Microsoft has already taken a $900 million (€676 million) charge against inventory and pricing adjustments for its Surface tablet, and has now revealed that its revenue so far from the struggling product has been less than that – at $853 million.
Tablets, while appearing to offer the growth potential of a fairly virgin market, have actually proved a minefield for firms that don't get the design and user experience just right. RIM, which recently admitted it would not run BlackBerry 10 on its PlayBook, effectively orphaning the device, bears witness to this, as do Hewlett-Packard (several times over) and Dell.
Even Samsung took a while to get it right, and to come up with something really distinctive in the Note, while Nokia hasn't played at all. Even some tablet makers with fairly popular products, like Barnes & Noble, have foundered on the rocks of a poor business model.
For such a new sector, consolidation has come very quickly, partly because the devices are strictly luxuries, not must-haves like phones, so consumers will wait for the right experience to come along. For many, of course, this has been the iPad, while the Galaxies Tab and Note, the Google Nexus family and the Amazon Kindle Fire are the other success stories, along with a host of low cost, white label products.
It seems that Microsoft is falling on RIM's, rather than Apple's, side of the fence, especially with the ARM-based Windows RT offering that was meant to kickstart a new life for Windows outside of x86. But consumers remain unconvinced, and PC partners like Acer have been angry at the new competition from the OS vendor. Acer has been very negative about Windows RT and this week said it would not produce another tablet for the OS, focusing its efforts on the Intel-powered Windows 8 Pro.
Such decisions, mirrored by others like Samsung and HP, will please Intel, of course, keeping the old Wintel double act alive, but also Google, which sees little threat to Android on the ARM platform.
Although Microsoft has not disclosed sales unit figures for Surface, the revenue level suggests it has sold about 1.7 million units, which is in line with various analyst calculations. The $853 million of revenue equates to less than 5% of the total takings of the Windows division last year, despite the huge marketing budget put behind making the Surface RT a breakthrough launch.
In its SEC filing, Microsoft said Windows sales and marketing expenses rose by $1 billion in its latest fiscal year, up 34%, “reflecting an $898 million increase in advertising costs associated primarily with Windows 8 and Surface” – an advertising outlay that is larger than the sales it sparked.
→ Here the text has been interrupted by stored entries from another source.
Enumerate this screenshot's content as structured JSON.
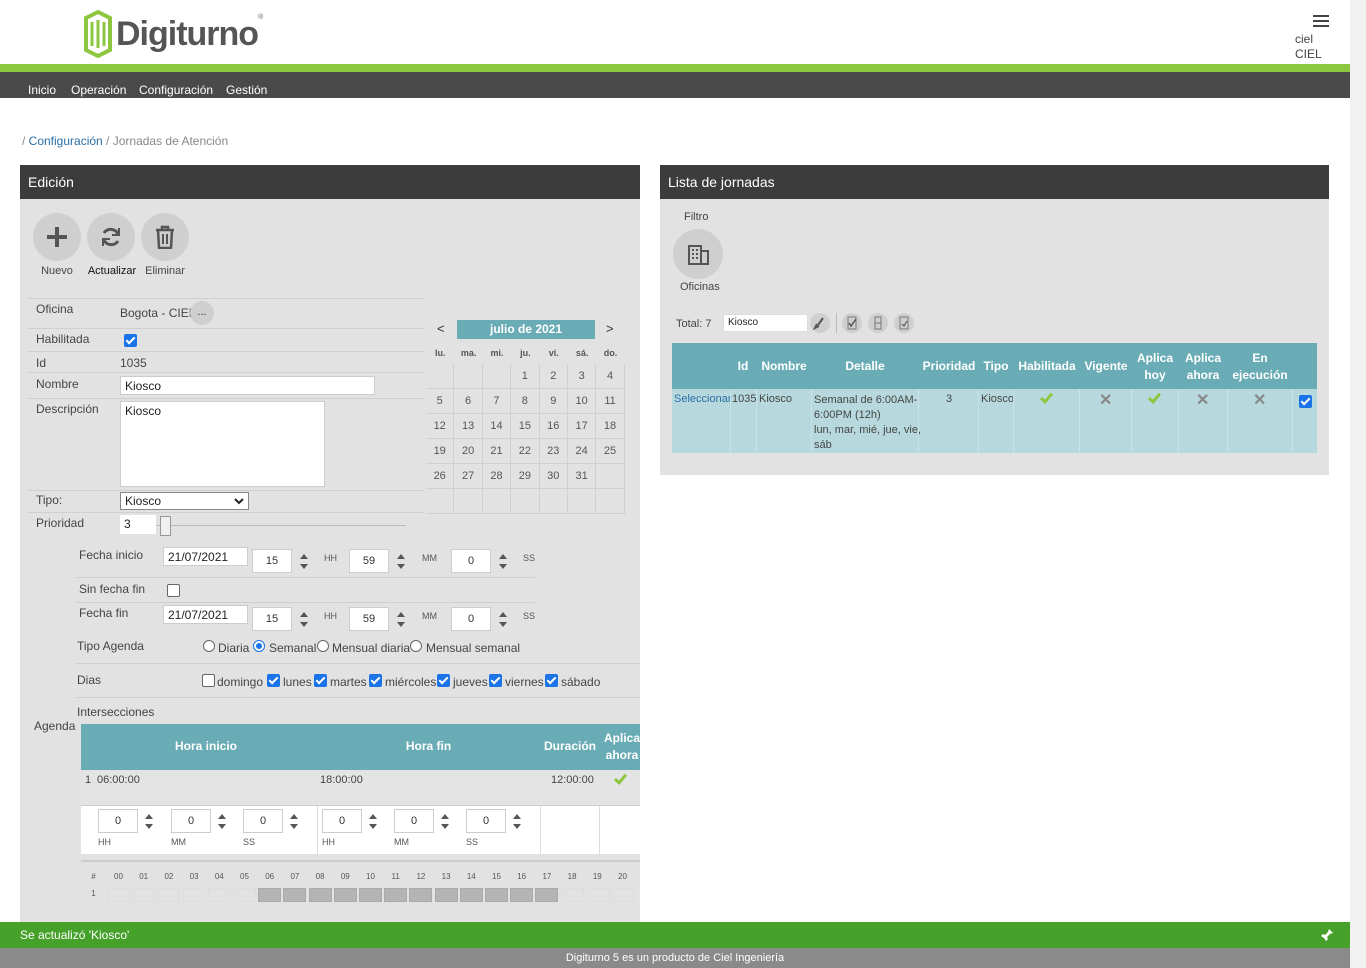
{
  "header": {
    "logo_text": "Digiturno",
    "logo_reg": "®",
    "user_line1": "ciel",
    "user_line2": "CIEL"
  },
  "nav": [
    "Inicio",
    "Operación",
    "Configuración",
    "Gestión"
  ],
  "breadcrumb": {
    "sep1": "/ ",
    "link": "Configuración",
    "sep2": " / ",
    "current": "Jornadas de Atención"
  },
  "edit": {
    "title": "Edición",
    "buttons": [
      "Nuevo",
      "Actualizar",
      "Eliminar"
    ],
    "oficina_label": "Oficina",
    "oficina_value": "Bogota - CIEL",
    "oficina_btn": "...",
    "habilitada_label": "Habilitada",
    "id_label": "Id",
    "id_value": "1035",
    "nombre_label": "Nombre",
    "nombre_value": "Kiosco",
    "descripcion_label": "Descripción",
    "descripcion_value": "Kiosco",
    "tipo_label": "Tipo:",
    "tipo_value": "Kiosco",
    "prioridad_label": "Prioridad",
    "prioridad_value": "3",
    "fecha_inicio_label": "Fecha inicio",
    "fecha_inicio": "21/07/2021",
    "fi_hh": "15",
    "fi_mm": "59",
    "fi_ss": "0",
    "sin_fecha_fin_label": "Sin fecha fin",
    "fecha_fin_label": "Fecha fin",
    "fecha_fin": "21/07/2021",
    "ff_hh": "15",
    "ff_mm": "59",
    "ff_ss": "0",
    "hh": "HH",
    "mm": "MM",
    "ss": "SS",
    "tipo_agenda_label": "Tipo Agenda",
    "tipo_agenda_options": [
      "Diaria",
      "Semanal",
      "Mensual diaria",
      "Mensual semanal"
    ],
    "tipo_agenda_selected": "Semanal",
    "dias_label": "Dias",
    "dias": [
      {
        "label": "domingo",
        "checked": false
      },
      {
        "label": "lunes",
        "checked": true
      },
      {
        "label": "martes",
        "checked": true
      },
      {
        "label": "miércoles",
        "checked": true
      },
      {
        "label": "jueves",
        "checked": true
      },
      {
        "label": "viernes",
        "checked": true
      },
      {
        "label": "sábado",
        "checked": true
      }
    ],
    "intersecciones_label": "Intersecciones",
    "agenda_label": "Agenda",
    "agenda_headers": [
      "Hora inicio",
      "Hora fin",
      "Duración",
      "Aplica ahora"
    ],
    "agenda_row": {
      "num": "1",
      "inicio": "06:00:00",
      "fin": "18:00:00",
      "duracion": "12:00:00"
    },
    "spin_values": [
      "0",
      "0",
      "0",
      "0",
      "0",
      "0"
    ],
    "timeline_hash": "#",
    "timeline_hours": [
      "00",
      "01",
      "02",
      "03",
      "04",
      "05",
      "06",
      "07",
      "08",
      "09",
      "10",
      "11",
      "12",
      "13",
      "14",
      "15",
      "16",
      "17",
      "18",
      "19",
      "20"
    ],
    "timeline_row": "1",
    "timeline_active_from": 6,
    "timeline_active_to": 17
  },
  "calendar": {
    "prev": "<",
    "next": ">",
    "month": "julio de 2021",
    "dow": [
      "lu.",
      "ma.",
      "mi.",
      "ju.",
      "vi.",
      "sá.",
      "do."
    ],
    "weeks": [
      [
        "",
        "",
        "",
        "1",
        "2",
        "3",
        "4"
      ],
      [
        "5",
        "6",
        "7",
        "8",
        "9",
        "10",
        "11"
      ],
      [
        "12",
        "13",
        "14",
        "15",
        "16",
        "17",
        "18"
      ],
      [
        "19",
        "20",
        "21",
        "22",
        "23",
        "24",
        "25"
      ],
      [
        "26",
        "27",
        "28",
        "29",
        "30",
        "31",
        ""
      ],
      [
        "",
        "",
        "",
        "",
        "",
        "",
        ""
      ]
    ]
  },
  "list": {
    "title": "Lista de jornadas",
    "filtro_label": "Filtro",
    "oficinas_label": "Oficinas",
    "total": "Total: 7",
    "search_value": "Kiosco",
    "headers": [
      "Id",
      "Nombre",
      "Detalle",
      "Prioridad",
      "Tipo",
      "Habilitada",
      "Vigente",
      "Aplica hoy",
      "Aplica ahora",
      "En ejecución"
    ],
    "row": {
      "action": "Seleccionar",
      "id": "1035",
      "nombre": "Kiosco",
      "detalle_1": "Semanal de 6:00AM-",
      "detalle_2": "6:00PM (12h)",
      "detalle_3": "lun, mar, mié, jue, vie,",
      "detalle_4": "sáb",
      "prioridad": "3",
      "tipo": "Kiosco"
    }
  },
  "notification": "Se actualizó 'Kiosco'",
  "footer": "Digiturno 5 es un producto de Ciel Ingeniería",
  "colors": {
    "green": "#8dc63f",
    "teal": "#6aacb5",
    "dark": "#3c3c3c",
    "notif": "#46a12a"
  }
}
While the Surface RT is targeted at the premium end of the market, up with the iPad, there is rising growth in low end Android tablets, mainly for emerging markets. However, these low end offerings worry Google, which has always been particularly protective of the Android user experience on the large screen.
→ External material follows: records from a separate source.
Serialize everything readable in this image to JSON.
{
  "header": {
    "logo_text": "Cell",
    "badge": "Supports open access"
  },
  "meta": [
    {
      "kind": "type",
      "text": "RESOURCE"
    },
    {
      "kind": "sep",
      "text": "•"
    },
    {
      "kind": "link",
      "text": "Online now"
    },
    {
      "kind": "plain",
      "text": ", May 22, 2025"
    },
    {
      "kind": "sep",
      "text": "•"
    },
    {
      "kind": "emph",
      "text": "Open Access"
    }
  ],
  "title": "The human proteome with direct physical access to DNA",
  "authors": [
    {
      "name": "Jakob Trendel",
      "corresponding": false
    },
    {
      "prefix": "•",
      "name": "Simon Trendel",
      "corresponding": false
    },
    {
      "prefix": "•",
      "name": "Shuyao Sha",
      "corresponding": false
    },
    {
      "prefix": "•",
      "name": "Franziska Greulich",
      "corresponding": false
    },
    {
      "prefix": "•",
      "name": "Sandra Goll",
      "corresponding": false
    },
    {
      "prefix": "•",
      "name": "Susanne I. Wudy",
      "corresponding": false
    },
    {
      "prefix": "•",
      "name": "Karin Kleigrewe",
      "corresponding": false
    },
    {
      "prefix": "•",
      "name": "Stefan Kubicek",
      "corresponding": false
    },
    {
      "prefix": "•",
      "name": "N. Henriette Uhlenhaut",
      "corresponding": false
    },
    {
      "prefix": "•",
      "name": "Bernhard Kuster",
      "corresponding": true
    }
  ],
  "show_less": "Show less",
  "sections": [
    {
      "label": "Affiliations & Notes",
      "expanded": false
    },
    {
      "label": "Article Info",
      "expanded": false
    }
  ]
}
Its own Nexus 7 is designed to showcase this UE at its best, and VP of Android product management, Hugo Barra, implies the company had to design Nexus because the wider device ecosystem was failing to step up to the mark. He told The Verge: “I really do think that the Android ecosystem hasn't yet put its best foot forward, when it comes to tablets.”
One tablet, of course, which has combined affordability with a strong business model is the Kindle Fire, which the Nexus 7 largely emulated both in specs and in its reliance on content sales, not device revenues, to drive the business. Amazon sells the Fire almost at cost, because it knows from its Kindle eReader experience that an optimized user experience, tailored to content, ensures that users will buy and consume more media, which in the Amazon model, has to come from the etailer's own stores (Kindle, LoveFilm, AppStore and others. The smooth purchasing process on a touch-enabled tablet even drives increased transactions in its physical shopfronts).
Amazon is now readying its next wave of Kindle and Kindle Fire models for the holiday buying season. According to various leaks, the 7-inch Fire HD will run on a top end Qualcomm Snapdragon 800 chip, trebling performance without a price increase (and further smoothing that experience for watching, listening to, reading and buying content, whether downloaded or in the cloud). There will also be increased RAM and storage options while the larger 8.9-inch tablet will have a 2560x1600 HD display and two cameras.